Aber alles lief viel undogmatischer und es gab auch nicht diese aufgeheizten Diskussionen. Wann es anfing, dass ich Deutschland so richtig vermisst habe, weiß ich ehrlich gesagt nicht mehr. Ich glaube, erstmal habe ich dieses Gefühl verdrängt.
Nicht zuletzt natürlich, weil ich ein schlechtes Gewissen hatte. Ich hatte meine Mannschaft schließlich hierher getrommelt. Und jetzt? Mein Sinneswandel wäre nichts weniger als wieder Wurzeln herauszureißen. Das konnte ich meinen Lieben nicht antun.
Inzwischen sind Sie allerdings soweit.
Boris: Glücklicherweise ging es meiner Frau ähnlich, und eines Tages, Anfang 2023, war sie es, die das Thema ansprach. Ich kann meine Erleichterung kaum in Worte fassen.
Was sagt Ihre Tochter?
Boris: Sie ist hier voll integriert, hat einen Freund, der Abschied wird ihr sicher nicht leichtfallen. Andererseits spricht die berufliche Weiterentwicklung im Moment klar für Deutschland, wo unsere Tochter sowohl schulisch als auch im Hinblick auf eine mögliche Ausbildung noch besser aufgestellt wäre. Ich glaube und hoffe, dass unsere Tochter verinnerlicht hat, dass sie es schon mal geschafft hat, ganz neu anzufangen. Und dass sie es deswegen auch nochmal schaffen wird.
Wie planen Sie ihr Leben in Deutschland?
Boris: Wir haben ein kleines Dorf im Spessart im Auge, das Leben dort scheint bezahlbar zu sein. Frankfurt wäre nicht weit – das ist wichtig für unsere Tochter. Konkrete Pläne gibt es noch nicht, weder fürs Wohnen noch für den Job. Das wird sich alles ergeben, wenn es so weit ist und ein Käufer für die Anlage gefunden ist.
„Das Auswandern war immer ein Traum von mir“
Das klingt sehr zuversichtlich.
Boris: In dieser Sache vertraue ich einfach drauf, dass uns die Erfahrung des Umgangs mit dem Ungewissen helfen wird. Und ein Stück weit vielleicht auch die karibische Leichtigkeit, wer weiß. Das Wichtigste ist: Die Vorstellung, wieder in Deutschland zu sein, fühlt sich richtig gut an!
An was denken Sie, wenn Sie sich diese Zukunft vorstellen?

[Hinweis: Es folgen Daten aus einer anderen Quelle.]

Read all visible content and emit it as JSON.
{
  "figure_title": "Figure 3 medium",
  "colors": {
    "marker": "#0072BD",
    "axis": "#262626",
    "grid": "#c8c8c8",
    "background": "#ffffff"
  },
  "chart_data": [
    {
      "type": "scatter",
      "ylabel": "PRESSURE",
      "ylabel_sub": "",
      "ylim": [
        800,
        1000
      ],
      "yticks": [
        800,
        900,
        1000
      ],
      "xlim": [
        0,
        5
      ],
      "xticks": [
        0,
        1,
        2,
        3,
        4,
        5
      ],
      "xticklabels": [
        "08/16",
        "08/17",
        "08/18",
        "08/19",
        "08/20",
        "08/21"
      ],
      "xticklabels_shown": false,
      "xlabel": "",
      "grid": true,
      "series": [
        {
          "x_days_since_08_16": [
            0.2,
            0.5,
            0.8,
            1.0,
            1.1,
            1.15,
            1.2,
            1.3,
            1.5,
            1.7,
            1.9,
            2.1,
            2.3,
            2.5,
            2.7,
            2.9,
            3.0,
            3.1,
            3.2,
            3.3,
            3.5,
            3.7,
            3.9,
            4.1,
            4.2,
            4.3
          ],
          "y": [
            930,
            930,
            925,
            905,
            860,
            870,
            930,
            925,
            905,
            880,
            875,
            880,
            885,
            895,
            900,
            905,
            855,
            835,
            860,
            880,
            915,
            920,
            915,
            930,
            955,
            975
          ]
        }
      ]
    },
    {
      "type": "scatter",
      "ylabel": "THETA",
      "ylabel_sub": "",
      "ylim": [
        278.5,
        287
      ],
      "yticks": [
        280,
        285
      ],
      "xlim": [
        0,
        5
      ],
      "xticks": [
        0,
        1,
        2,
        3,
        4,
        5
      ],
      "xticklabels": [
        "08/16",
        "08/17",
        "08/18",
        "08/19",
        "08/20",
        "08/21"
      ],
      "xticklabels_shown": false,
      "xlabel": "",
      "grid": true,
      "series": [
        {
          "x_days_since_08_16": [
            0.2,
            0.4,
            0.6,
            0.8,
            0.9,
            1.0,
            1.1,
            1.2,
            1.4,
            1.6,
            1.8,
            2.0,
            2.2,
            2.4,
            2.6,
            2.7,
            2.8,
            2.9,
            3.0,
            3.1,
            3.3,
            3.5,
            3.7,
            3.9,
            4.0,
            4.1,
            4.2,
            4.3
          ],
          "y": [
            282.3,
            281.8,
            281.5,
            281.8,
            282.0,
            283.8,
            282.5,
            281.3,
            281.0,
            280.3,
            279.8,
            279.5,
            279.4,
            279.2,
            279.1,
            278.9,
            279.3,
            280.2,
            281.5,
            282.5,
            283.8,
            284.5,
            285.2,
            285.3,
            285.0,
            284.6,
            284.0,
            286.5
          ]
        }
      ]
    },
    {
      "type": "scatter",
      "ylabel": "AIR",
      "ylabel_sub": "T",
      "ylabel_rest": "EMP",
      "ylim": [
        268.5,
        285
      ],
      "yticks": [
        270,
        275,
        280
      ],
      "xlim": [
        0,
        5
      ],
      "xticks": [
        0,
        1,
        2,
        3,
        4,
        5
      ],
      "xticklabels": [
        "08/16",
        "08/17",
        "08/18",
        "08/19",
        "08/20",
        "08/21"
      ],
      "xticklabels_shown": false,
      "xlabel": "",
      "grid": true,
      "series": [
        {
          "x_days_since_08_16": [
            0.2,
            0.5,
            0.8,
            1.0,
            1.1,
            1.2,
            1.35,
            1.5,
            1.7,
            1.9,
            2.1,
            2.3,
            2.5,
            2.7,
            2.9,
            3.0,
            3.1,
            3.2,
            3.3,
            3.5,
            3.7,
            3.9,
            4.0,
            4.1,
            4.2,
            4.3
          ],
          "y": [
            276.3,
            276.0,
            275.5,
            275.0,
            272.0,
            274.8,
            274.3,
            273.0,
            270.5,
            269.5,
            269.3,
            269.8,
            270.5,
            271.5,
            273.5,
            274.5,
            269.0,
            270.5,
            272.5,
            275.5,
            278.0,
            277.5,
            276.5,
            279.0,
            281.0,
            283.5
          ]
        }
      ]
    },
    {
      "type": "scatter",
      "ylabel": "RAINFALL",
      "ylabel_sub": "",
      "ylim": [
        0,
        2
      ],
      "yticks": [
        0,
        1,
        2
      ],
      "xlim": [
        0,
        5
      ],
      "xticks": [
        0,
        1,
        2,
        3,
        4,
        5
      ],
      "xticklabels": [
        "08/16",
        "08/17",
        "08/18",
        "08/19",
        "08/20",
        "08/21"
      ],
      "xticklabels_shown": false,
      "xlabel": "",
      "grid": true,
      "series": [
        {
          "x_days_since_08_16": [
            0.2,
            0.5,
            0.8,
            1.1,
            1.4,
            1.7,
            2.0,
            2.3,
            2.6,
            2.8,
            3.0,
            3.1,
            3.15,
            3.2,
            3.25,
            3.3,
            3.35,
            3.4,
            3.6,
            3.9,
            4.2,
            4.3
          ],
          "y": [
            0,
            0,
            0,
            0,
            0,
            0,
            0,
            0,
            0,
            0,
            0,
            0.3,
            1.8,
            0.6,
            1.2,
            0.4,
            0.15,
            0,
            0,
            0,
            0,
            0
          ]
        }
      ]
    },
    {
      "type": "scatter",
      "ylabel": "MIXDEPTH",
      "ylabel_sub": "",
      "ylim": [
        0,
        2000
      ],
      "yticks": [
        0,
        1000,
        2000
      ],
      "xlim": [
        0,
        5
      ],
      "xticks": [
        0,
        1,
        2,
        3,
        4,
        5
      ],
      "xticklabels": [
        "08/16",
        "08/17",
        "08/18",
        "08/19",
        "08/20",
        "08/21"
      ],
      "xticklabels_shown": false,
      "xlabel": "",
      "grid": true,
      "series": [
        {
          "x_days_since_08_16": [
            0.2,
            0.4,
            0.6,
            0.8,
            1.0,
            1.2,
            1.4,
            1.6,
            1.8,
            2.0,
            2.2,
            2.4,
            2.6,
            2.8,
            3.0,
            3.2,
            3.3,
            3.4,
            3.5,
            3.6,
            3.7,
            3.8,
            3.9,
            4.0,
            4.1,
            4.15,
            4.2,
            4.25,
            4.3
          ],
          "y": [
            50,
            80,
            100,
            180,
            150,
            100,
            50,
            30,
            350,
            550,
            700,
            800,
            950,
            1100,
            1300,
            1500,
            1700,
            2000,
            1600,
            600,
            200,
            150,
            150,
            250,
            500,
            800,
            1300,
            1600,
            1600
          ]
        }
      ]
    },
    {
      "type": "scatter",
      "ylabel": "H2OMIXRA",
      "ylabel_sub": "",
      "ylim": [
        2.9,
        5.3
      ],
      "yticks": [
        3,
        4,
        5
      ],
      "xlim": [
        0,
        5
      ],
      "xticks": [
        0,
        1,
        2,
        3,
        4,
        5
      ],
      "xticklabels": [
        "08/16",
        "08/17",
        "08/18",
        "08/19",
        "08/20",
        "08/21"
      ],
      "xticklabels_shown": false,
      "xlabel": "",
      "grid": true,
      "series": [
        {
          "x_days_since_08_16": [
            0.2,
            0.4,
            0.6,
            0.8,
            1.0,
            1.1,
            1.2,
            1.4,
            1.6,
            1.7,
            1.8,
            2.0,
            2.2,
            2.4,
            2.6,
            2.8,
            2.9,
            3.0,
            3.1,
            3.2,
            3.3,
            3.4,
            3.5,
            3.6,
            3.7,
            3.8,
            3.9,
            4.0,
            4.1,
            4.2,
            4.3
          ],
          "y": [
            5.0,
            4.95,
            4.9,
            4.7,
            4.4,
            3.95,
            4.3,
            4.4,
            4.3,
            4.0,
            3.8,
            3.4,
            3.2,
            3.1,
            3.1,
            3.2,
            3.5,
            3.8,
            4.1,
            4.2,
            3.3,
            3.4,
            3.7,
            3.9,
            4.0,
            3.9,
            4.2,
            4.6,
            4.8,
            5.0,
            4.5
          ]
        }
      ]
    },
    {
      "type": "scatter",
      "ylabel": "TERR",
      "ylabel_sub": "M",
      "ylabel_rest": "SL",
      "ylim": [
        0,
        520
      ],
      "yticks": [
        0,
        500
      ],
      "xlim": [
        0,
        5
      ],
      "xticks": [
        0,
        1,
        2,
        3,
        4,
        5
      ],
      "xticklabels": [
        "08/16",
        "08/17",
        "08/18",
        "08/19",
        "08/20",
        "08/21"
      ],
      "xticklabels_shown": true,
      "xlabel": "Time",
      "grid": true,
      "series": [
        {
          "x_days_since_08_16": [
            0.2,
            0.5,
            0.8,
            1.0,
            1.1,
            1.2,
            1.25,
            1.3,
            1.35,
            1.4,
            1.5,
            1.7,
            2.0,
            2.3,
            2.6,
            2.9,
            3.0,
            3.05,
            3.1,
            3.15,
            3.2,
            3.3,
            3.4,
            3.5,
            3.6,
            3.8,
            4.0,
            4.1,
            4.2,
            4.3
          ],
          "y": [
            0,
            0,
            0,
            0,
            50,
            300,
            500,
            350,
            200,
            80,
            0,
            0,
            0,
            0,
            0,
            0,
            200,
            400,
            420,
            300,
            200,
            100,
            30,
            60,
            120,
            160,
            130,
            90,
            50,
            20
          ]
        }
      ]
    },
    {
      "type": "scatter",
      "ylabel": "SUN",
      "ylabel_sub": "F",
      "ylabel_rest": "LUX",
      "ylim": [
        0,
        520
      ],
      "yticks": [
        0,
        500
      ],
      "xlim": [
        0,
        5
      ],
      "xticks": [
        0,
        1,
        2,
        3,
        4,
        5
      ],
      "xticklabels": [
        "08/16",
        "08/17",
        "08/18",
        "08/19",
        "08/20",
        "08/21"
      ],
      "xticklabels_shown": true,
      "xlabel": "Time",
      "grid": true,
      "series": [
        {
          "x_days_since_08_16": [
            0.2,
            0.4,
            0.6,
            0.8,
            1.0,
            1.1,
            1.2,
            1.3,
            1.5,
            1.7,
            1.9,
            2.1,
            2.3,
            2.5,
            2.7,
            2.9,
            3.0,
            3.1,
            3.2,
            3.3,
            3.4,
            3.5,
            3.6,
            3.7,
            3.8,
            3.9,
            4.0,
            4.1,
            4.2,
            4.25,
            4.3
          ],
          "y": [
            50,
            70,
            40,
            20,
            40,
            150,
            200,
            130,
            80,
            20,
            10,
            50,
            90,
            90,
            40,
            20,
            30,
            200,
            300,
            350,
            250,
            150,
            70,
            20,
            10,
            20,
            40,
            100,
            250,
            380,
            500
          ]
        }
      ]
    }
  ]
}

Boris: Ich sehe meine Frau und mich in einem Häuschen am Waldrand. Ich rieche das frische Grün, das Moos, sehe am Abend die Dämmerung und freue mich, wenn wir uns dann nach drinnen verziehen, weil es draußen kühl wird. Ich freue mich auch auf die Felder und darauf, Spaziergänge zu machen. Und nicht zuletzt freue ich mich aufs Reisen.
Auch das habe ich ehrlicherweise ein Stück weit ausgeblendet gehabt: Was für Möglichkeiten man da von Deutschland aus hat. Polen, Holland, Paris, mal eben nach Frankreich oder Italien… für viele Deutsche sind entsprechende kurze Auszeiten doch Normalität. Hier in der Dom REP müsste man für sowas jedes Mal einen Langstreckenflug machen.
Bereuen Sie, ausgewandert zu sein?
Boris: Auf keinen Fall! Wir werden auch sicher immer wieder hierher zurückkommen. Das Auswandern war immer ein Traum von mir und damit war es die richtige Entscheidung.
Wie meinen Sie das?
Boris: Nun, ich habe meiner Sehnsucht nachgegeben. Damit hänge ich dieser Sehnsucht nicht hinterher. Dazu wird vermutlich – hoffentlich - eine neue Wertschätzung des Alten kommen, wenn wir wieder in Deutschland sind. Nein, ich muss mich korrigieren. Nicht hoffentlich. Es wird so sein. Wir wissen schließlich, was uns dort erwartet.